DIY: From Black Box to Open Book

Time and technology help open the black box. 

Twenty years ago, when folks talked about DIY research, what came to mind was Survey Monkey – which was pretty much a joke at that point.

Nonetheless, both client and supply side researchers were threatened, especially on the supply side.

Client researchers felt that their internal clients would soon be fielding their own, very bad studies. Likewise, suppliers feared that clients would use the tools to do all of their own market research.

Clients thought this would lead to misguided business plans and suppliers saw it as a threat to their livelihood and business.

All of these were valid concerns and the fears were realized to some extent. But, for the most part, client departments remained intact and market research suppliers were not put out of business.

Nonetheless, the market research ecosystem was much more insular than it is today. Research suppliers were:

  • Less likely to collaborate with clients (“working for” and not “with” them)
  • More likely to position tools and methods as “proprietary”
  • Not using DIY as it is today (was still mostly a “Joke”)

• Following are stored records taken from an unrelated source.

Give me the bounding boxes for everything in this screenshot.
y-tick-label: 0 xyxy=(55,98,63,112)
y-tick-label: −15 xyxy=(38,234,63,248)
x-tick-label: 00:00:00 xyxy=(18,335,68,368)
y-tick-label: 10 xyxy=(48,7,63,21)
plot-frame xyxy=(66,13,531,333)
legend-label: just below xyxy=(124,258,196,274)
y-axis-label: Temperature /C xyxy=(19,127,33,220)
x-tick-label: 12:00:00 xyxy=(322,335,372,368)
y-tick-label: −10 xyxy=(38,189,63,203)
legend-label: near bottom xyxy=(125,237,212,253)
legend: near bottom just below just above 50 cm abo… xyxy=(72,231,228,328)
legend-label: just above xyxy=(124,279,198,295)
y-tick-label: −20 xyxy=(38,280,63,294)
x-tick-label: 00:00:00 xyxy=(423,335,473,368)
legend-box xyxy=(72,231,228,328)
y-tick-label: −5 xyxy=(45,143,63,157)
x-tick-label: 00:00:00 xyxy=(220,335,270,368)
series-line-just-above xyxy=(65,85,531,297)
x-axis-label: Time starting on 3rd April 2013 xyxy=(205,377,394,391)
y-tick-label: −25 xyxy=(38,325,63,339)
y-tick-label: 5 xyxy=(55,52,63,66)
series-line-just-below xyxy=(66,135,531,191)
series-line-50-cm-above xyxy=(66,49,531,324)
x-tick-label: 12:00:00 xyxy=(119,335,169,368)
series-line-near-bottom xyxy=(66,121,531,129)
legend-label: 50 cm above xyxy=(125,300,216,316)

Despite all of this, the market for DIY tools did grow and both client and supply side researchers found value in leveraging them.

With the opening of the box came true research partnerships

As DIY research tools expanded and new players (from outside market research) entered the marketplace, innovation and the quality of the offerings were enhanced. As often happens with open markets and disruption, DIY research became a thriving option for both client and supply side researchers.

The combination of new software, technology, and now artificial intelligence solutions has created a different world for market researchers.

The black box has opened and the relationship can now be described as more of an “open book.”  Now the relationship between client and supplier can be described as a partnership in most cases. This is not all due to DIY, but all factors feed into the need and acceptance of DIY. For example:

  • Now many DIY tools cover text analytics to advanced survey fielding and analysis
  • Client Budgets have remained restricted necessitating creative approaches
  • Client Researchers have up’ed their game and advanced their market research education
  • Tools are much better now
  • Software as a service (SaaS) has made DIY much easier
  • The new players (programmers, engineers, etc.) bring new perspectives.